To keep proper form, place your hands just beyond your shoulder width, and keep your elbows close to your body as you lower down. Stop just before your chest touches the floor, and make sure your neck, hips, and back are flat and aligned. You can also modify your push-ups to make them easier (or harder).
2. Get in an Hour of Strength Training Each Week to Build Muscle
You don’t have to live at the gym to build muscle. In a 2025 study, just two 30-minute training sessions each week were enough for participants to see improvements in muscle size and strength. This finding was also validated in new strength-training guidelines from the American College of Sports Medicine (ACSM), which recommend at least two days of resistance training per week.
That’s likely because your muscles need time to recover. Strength training causes short-term damage to your muscle fibers, and those muscles need a break—and proper sleep and nutrition—to rebuild the fibers and get stronger.
3. Don’t Worry About Lifting to Failure
The new guidelines from the ACSM also found that you don’t need to train to momentary muscle failure, the feeling at the end of a set when your muscles are too exhausted to do another rep. Evidence from the 137 systematic reviews used in the guidelines showed that lifting to failure did not consistently improve strength, muscle size, or power.
Training to failure may even be risky for certain populations, such as older adults or inexperienced lifters. To err on the safe side—and still see gains—try ending your set with a few reps left in the reserve.
4. Buy Canned Meat and Fish for Affordable Protein
You’ve probably heard that you need to get plenty of protein to support your muscles (thanks to the current protein craze). But many popular sources, such as steak, salmon, and even protein powder, can be pricey.
To help bring down the cost of a high-protein diet, try choosing canned meats. Options like tinned tuna, chicken, and sardines are rich in protein and healthy fats, while being shelf-stable and more affordable than fresh meat. Canned meats are an especially good substitute for deli meat in sandwiches and salads—with similar protein levels and a lower cancer risk.
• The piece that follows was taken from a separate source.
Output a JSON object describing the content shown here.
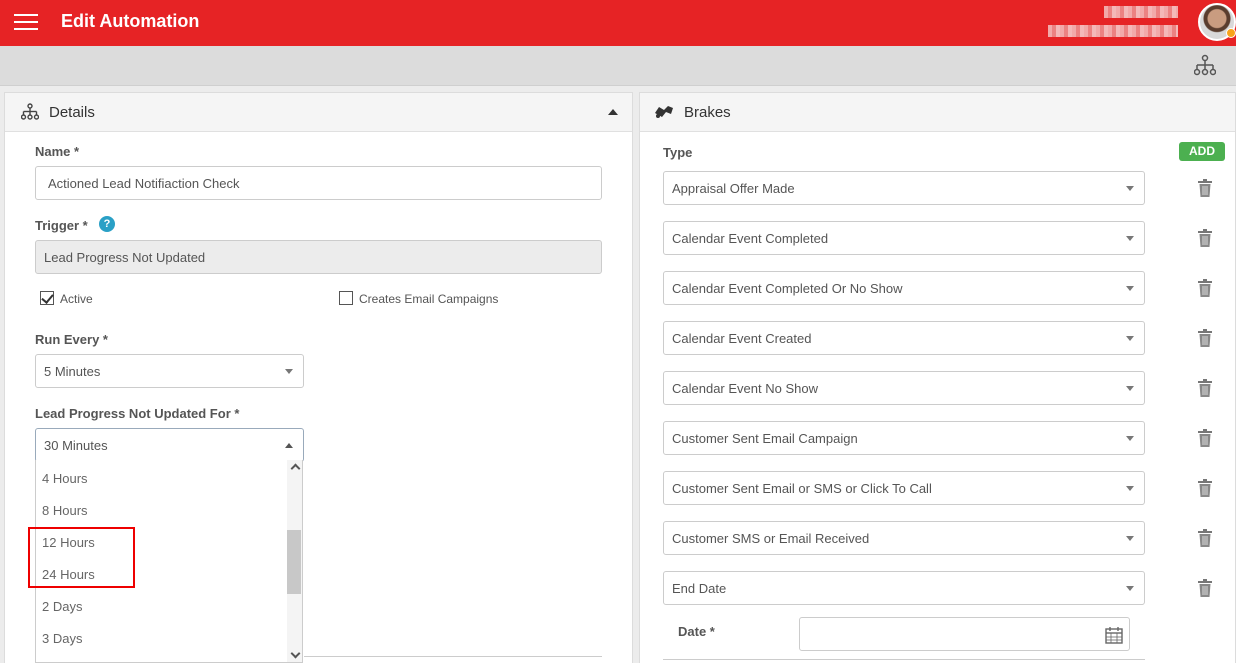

5. Do Lateral Raises for Toned, Rounded Shoulders
Lateral raises are a great exercise for training your medial deltoids. That’s the shoulder muscle between your anterior (front) and posterior (rear) deltoids, which tends to get overlooked in other popular shoulder exercises, like the overhead press and row. Engaging your medial deltoids helps support shoulder stability and gives your shoulders a rounded or “capped” appearance.
When performing lateral raisers, be sure to engage your core, keep a slight bend in your elbows, pause at the top of the rep, and lower your arms slowly.